Along the way, he takes potshots at the big guns: Richard Dawkins, Jared Diamond and Steven Pinker. Yet despite the almost bewildering array of characters and information, Bregman never loses sight of his central thesis, that at root humans are “friendly, peaceful and healthy.”
It was abandoning our nomadic lifestyle and then domesticating animals, says Bregman, that brought about infectious diseases such as measles, smallpox, tuberculosis, syphilis, malaria, cholera and plague. This may be true, but what Bregman never really seems to get to grips with is that pathogens were not the only things that grew with agriculture — so did the number of humans.
It’s one thing to maintain friendly relations and a property-less mode of living when you’re 30 or 40 hunter-gatherers following the food.
But life becomes a great deal more complex and knowledge far more extensive when there are settlements of many thousands.

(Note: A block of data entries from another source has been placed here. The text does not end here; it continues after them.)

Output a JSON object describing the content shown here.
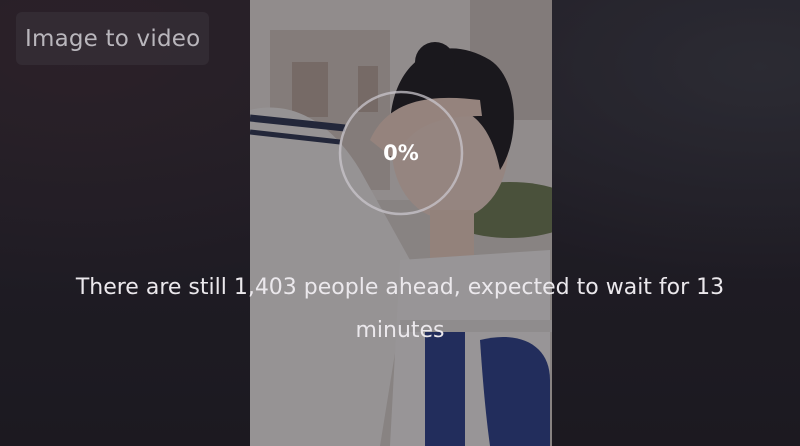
{
  "badge": {
    "label": "Image to video"
  },
  "progress": {
    "percent": 0,
    "label": "0%"
  },
  "queue": {
    "message": "There are still 1,403 people ahead, expected to wait for 13 minutes"
  },
  "colors": {
    "background": "#232027",
    "ring": "#c9c6cc",
    "text": "#ebe8ec"
  }
}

“Civilization has become synonymous with peace and progress and wilderness with war and decline,” writes Bregman. “In reality, for most of human existence, it was the other way around.”
Whereas traditional history depicts the collapse of civilizations as “dark ages” in which everything gets worse, modern scholars, he claims, see them more as a reprieve, in which the enslaved gain their freedom and culture flourishes. Like much else in this book, the truth is probably somewhere between the two stated positions.
In any case, the fear of civilizational collapse, Bregman believes, is unfounded. It’s the result of what the Dutch biologist Frans de Waal calls “veneer theory” — the idea that just below the surface, our bestial nature is waiting to break out. In reality, argues Bregman, when cities are subject to bombing campaigns or when a group of boys is shipwrecked on a remote island, what’s notable is the degree of cooperation and communal spirit that comes to the fore.
There’s a great deal of reassuring human decency to be taken from this bold and thought-provoking book and a wealth of evidence in support of the contention that the sense of who we are as a species has been deleteriously distorted. But it seems equally misleading to offer the false choice of Rousseau and Hobbes when, clearly, humanity encompasses both.
There will always be a battle between our altruistic and selfish instincts, our openness and our protectiveness — it is the very stuff of human drama. Still, if the devil has all the best tunes, it makes a welcome change to read such a sustained and enjoyable tribute to our better natures.